There was a pile of Christopher products in the middle of the living room and my suggestible imagination gave it the shape of an igloo. Looking more closely, I saw that it did in fact form a little house with an entrance at one side.
‘That’s all they were good for in the end: a playhouse for the girls. Can you see me buying any more?’
I explained about the prize and wrote out the cheque — the usual lie. She calmed down a little, though she still eyed me suspiciously as she invited me to sit down. I chose one of the green-velvet armchairs; immediately, the two girls came over, one on each side of me, and rested their heads on the arms of the chair for me to stroke them. Gloria smiled as she watched them.
‘At least the girls like you. Forgive me for being so beastly just now, but I find it hard to believe that Surprise are giving instead of taking away.’ She held the cheque up to the light. ‘A thousand dollars?’ I saw the happiness in her: not a trace of greed, and, for the first time, I felt like a piece of trash about what I was doing. ‘At least the girls and I get some of what we lost back. I never had it in me,’ she said pointing at the pile of products, ‘to screw a friend or an acquaintance the way I’ve been screwed. Forgive me,’ she repeated. ‘I’ve been on tenterhooks for a week.’
‘Why a week?’
‘A week last Wednesday I went to your company’s meeting to see if I could give the products back, and they told me to piss off. It was all the money I had.’

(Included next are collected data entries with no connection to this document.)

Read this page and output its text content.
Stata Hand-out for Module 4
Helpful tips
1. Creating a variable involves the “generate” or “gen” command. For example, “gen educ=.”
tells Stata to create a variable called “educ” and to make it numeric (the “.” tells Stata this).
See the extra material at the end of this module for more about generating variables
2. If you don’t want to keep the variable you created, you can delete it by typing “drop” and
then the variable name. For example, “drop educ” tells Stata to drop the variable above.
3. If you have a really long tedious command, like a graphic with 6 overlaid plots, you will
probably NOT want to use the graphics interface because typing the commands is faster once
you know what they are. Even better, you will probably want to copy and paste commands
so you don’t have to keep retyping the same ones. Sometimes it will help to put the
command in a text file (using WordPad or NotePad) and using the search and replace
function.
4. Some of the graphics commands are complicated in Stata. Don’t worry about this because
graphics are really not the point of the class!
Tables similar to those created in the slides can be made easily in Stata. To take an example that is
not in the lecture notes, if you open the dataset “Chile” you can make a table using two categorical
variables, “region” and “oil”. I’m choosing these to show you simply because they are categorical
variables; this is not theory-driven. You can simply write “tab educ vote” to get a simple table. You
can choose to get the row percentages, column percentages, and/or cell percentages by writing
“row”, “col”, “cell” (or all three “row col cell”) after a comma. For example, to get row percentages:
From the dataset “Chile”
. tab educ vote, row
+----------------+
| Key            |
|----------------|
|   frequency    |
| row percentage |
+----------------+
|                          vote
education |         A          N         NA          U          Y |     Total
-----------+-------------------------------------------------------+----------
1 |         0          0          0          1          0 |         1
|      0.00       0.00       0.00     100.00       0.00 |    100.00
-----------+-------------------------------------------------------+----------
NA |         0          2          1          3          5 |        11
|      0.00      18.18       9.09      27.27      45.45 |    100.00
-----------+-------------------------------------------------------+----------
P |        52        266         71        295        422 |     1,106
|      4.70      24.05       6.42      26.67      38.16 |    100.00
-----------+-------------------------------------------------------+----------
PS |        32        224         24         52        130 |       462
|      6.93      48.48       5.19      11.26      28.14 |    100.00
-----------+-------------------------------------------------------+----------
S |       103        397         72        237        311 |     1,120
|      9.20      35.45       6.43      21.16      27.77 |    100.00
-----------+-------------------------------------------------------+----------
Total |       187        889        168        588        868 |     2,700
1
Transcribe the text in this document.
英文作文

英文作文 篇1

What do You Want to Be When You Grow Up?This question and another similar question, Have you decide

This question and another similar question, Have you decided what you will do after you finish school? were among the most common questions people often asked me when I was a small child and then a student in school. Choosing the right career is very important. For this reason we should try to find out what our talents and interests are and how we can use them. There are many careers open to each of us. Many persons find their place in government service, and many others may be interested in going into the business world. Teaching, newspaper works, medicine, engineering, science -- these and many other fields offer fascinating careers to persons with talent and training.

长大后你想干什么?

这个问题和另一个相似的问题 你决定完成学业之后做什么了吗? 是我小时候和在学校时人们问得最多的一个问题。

She was, I suspected, elegantly circumventing their real reply, and was back on the alert. She’d had another look at the cheque and put it to one side for the time being, rather than pasting it to her eyes like her predecessors. I knew I risked blowing everything with the next question, but I was so anxious I couldn’t delay it any longer.
‘Alone,’ she replied. ‘Didn’t I tell you I haven’t got it in me to rope other people into this shitty business?’
That’s it, I thought. She’s said it. The only thing left for me to do now is to think what to tell Tamerlán. Why? Why did I have to come up with Witness No. 26? I’d dug my own grave. Yet again.
‘Something the matter?’ she asked, startling me. I hadn’t thought it showed; poker faces are usually my specialty. ‘You’ve gone all …’ she said.